Actinomycetes merupakan mikroorganisme tanah yang umum dijumpai pada berbagai jenis tanah. Populasinya berada pada urutan kedua setelah bakteri, bahkan kadangkadang hampir sama (Alexander, 1961; Elberson et al., 2000). Actinomycetes hidup sebagai safrofit dan aktif mendekomposisi bahan organik, sehingga dapat meningkatkan kesuburan tanah (Nonomura dan Ohara, 1969a,b). Actinomycetes merupakan salah satu mikroorganisme yang mampu mendegradasi selulosa di samping bakteri, kapang, dan khamir (Abe et al., 1979; Nakase et al., 1994; Xu et al., 1996).

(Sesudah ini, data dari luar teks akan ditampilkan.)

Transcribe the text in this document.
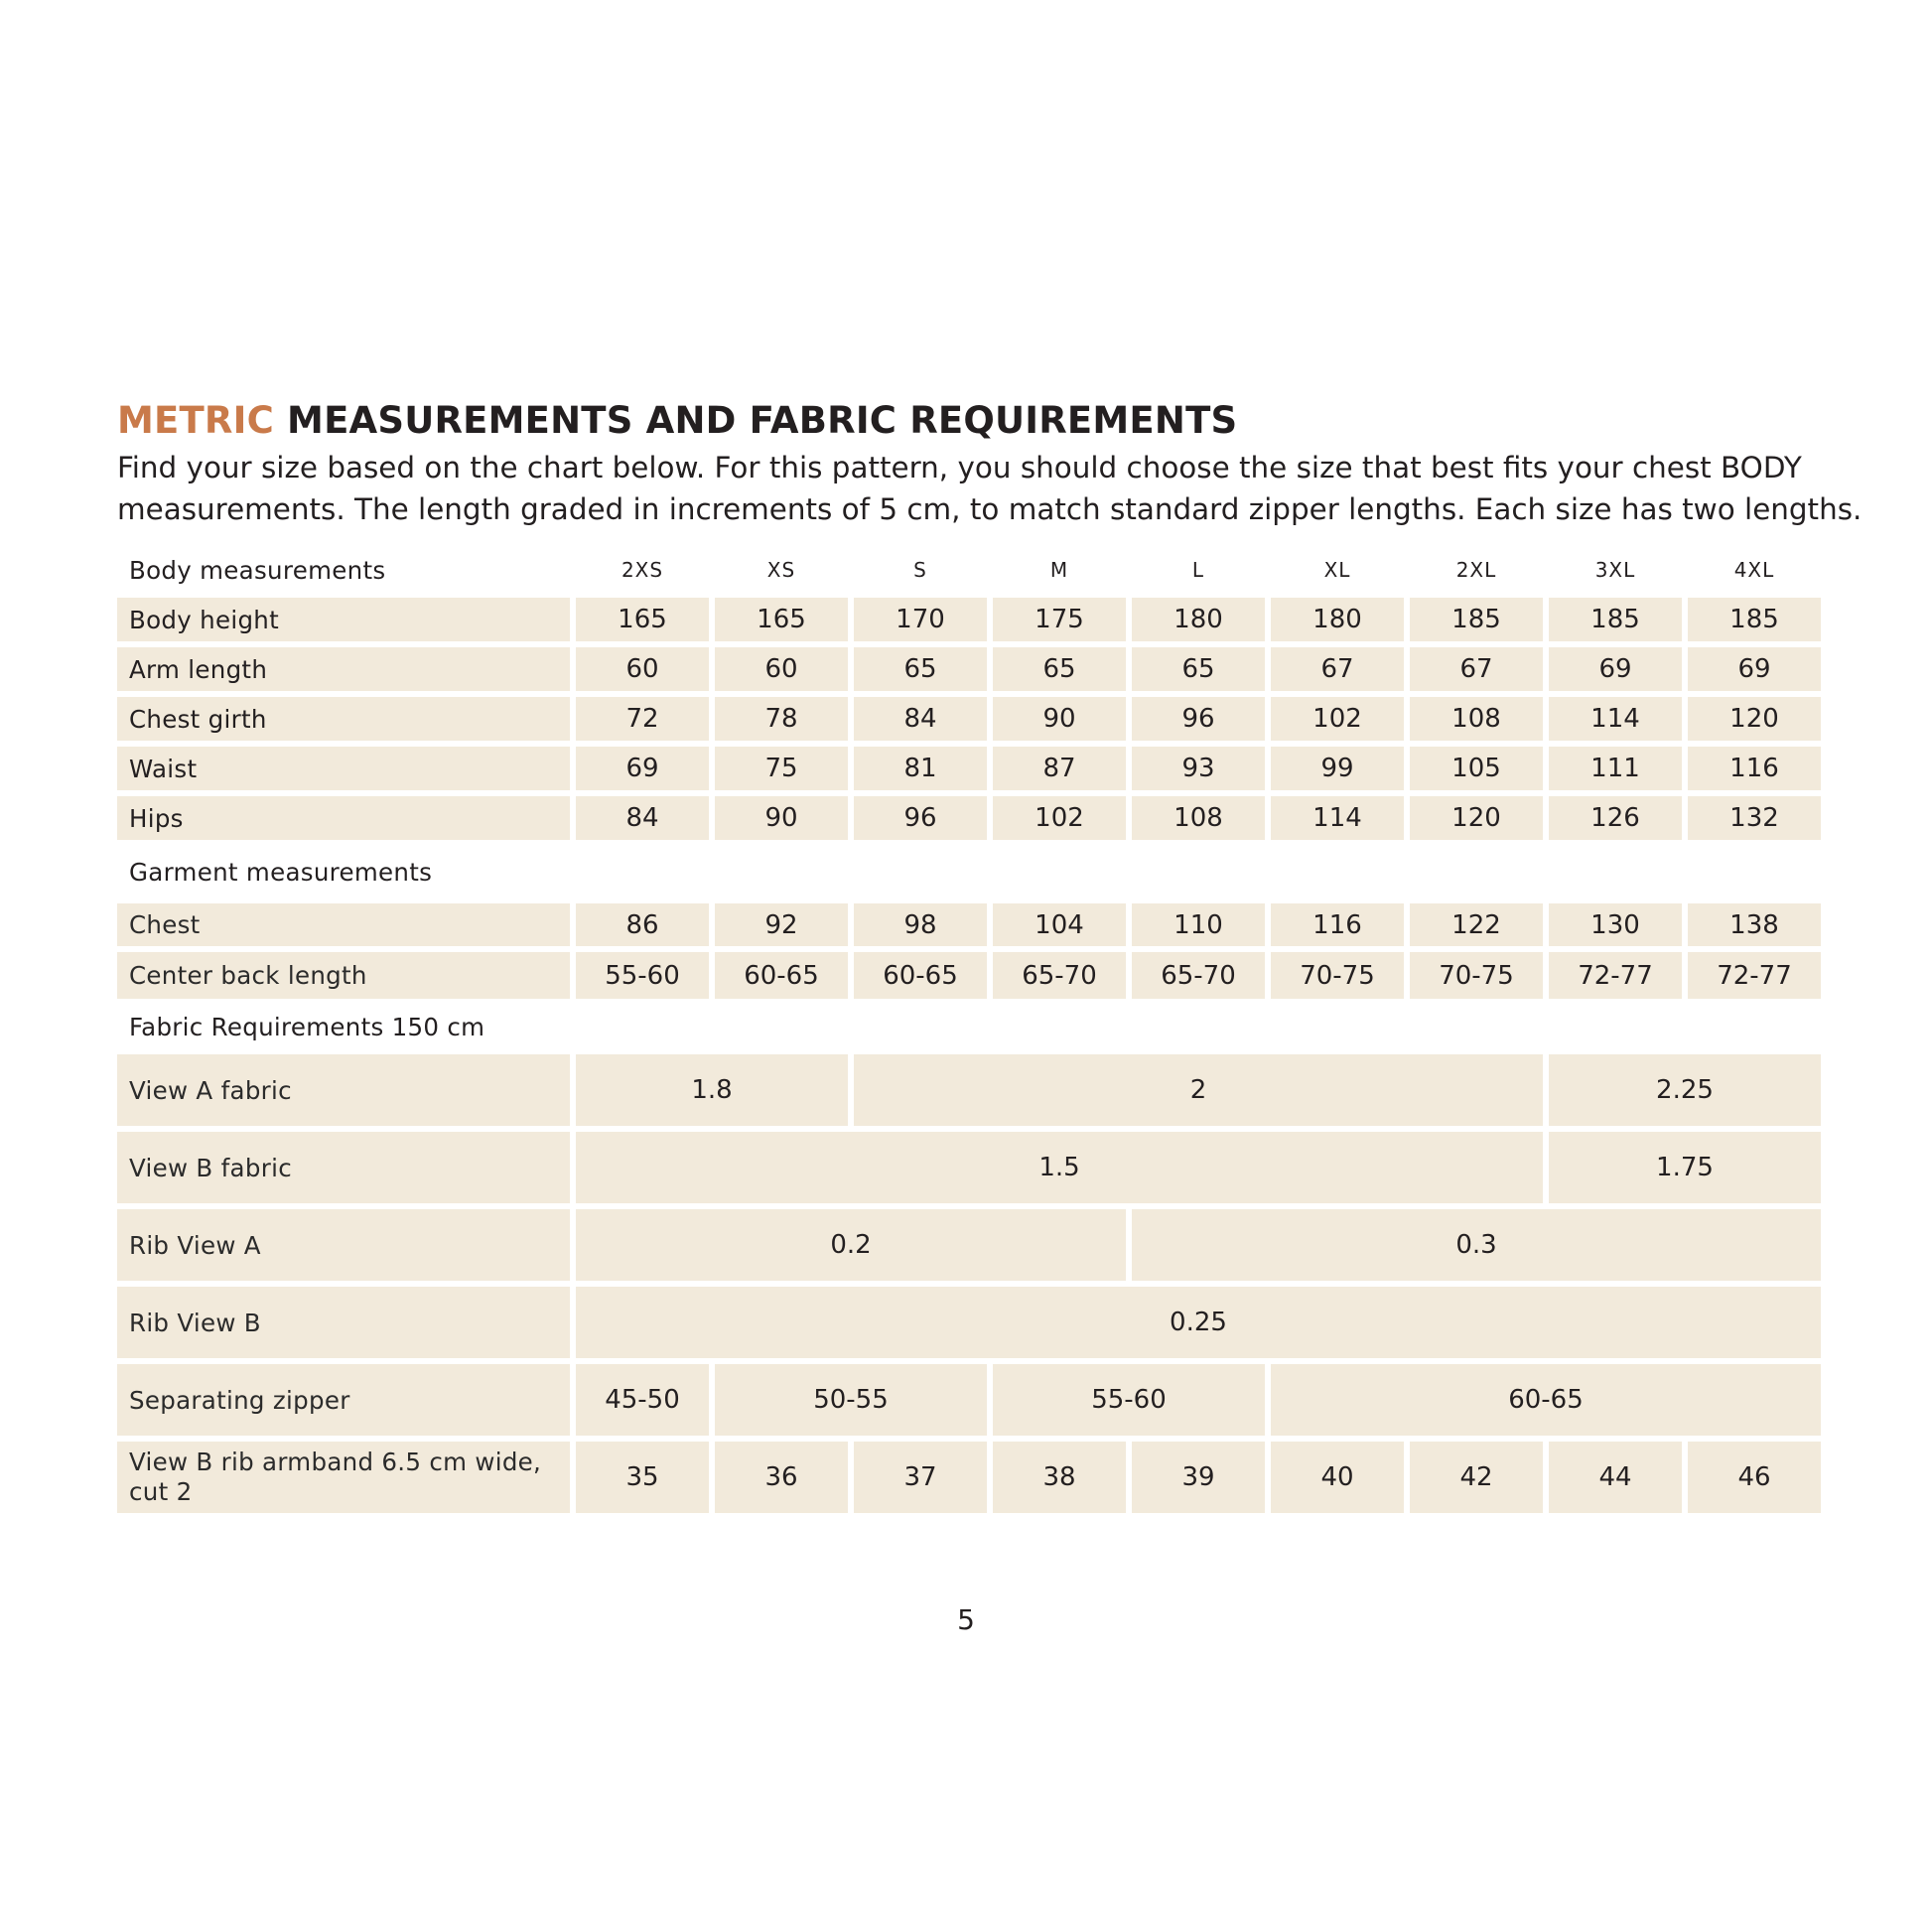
METRIC MEASUREMENTS AND FABRIC REQUIREMENTS

Find your size based on the chart below. For this pattern, you should choose the size that best fits your chest BODY

measurements. The length graded in increments of 5 cm, to match standard zipper lengths. Each size has two lengths.

Body measurements	2XS	XS	S	M	L	XL	2XL	3XL	4XL
Body height	165	165	170	175	180	180	185	185	185
Arm length	60	60	65	65	65	67	67	69	69
Chest girth	72	78	84	90	96	102	108	114	120
Waist	69	75	81	87	93	99	105	111	116
Hips	84	90	96	102	108	114	120	126	132
Garment measurements
Chest	86	92	98	104	110	116	122	130	138
Center back length	55-60	60-65	60-65	65-70	65-70	70-75	70-75	72-77	72-77
Fabric Requirements 150 cm
View A fabric	1.8	2	2.25
View B fabric	1.5	1.75
Rib View A	0.2	0.3
Rib View B	0.25
Separating zipper	45-50	50-55	55-60	60-65
View B rib armband 6.5 cm wide, cut 2	35	36	37	38	39	40	42	44	46
5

Koloni Actinomycetes yang diperoleh memiliki bentuk hampir bulat, tepiannya rata, dan permukaannya licin. Sedangkan warna koloni yang tampak berbeda adalah abu-abu kusam dan abu-abu terang. Perbedaan ukuran koloni kemungkinan disebabkan perbedaan usia koloninya. Menurut Lechevalier dan Lechevalier (1980) warna yang muncul pada koloni Actinomycetes ini terjadi akibat pigmentasi, sehingga timbul warna koloni yang berbeda sesuai jenis Actinomycetes yang diperoleh.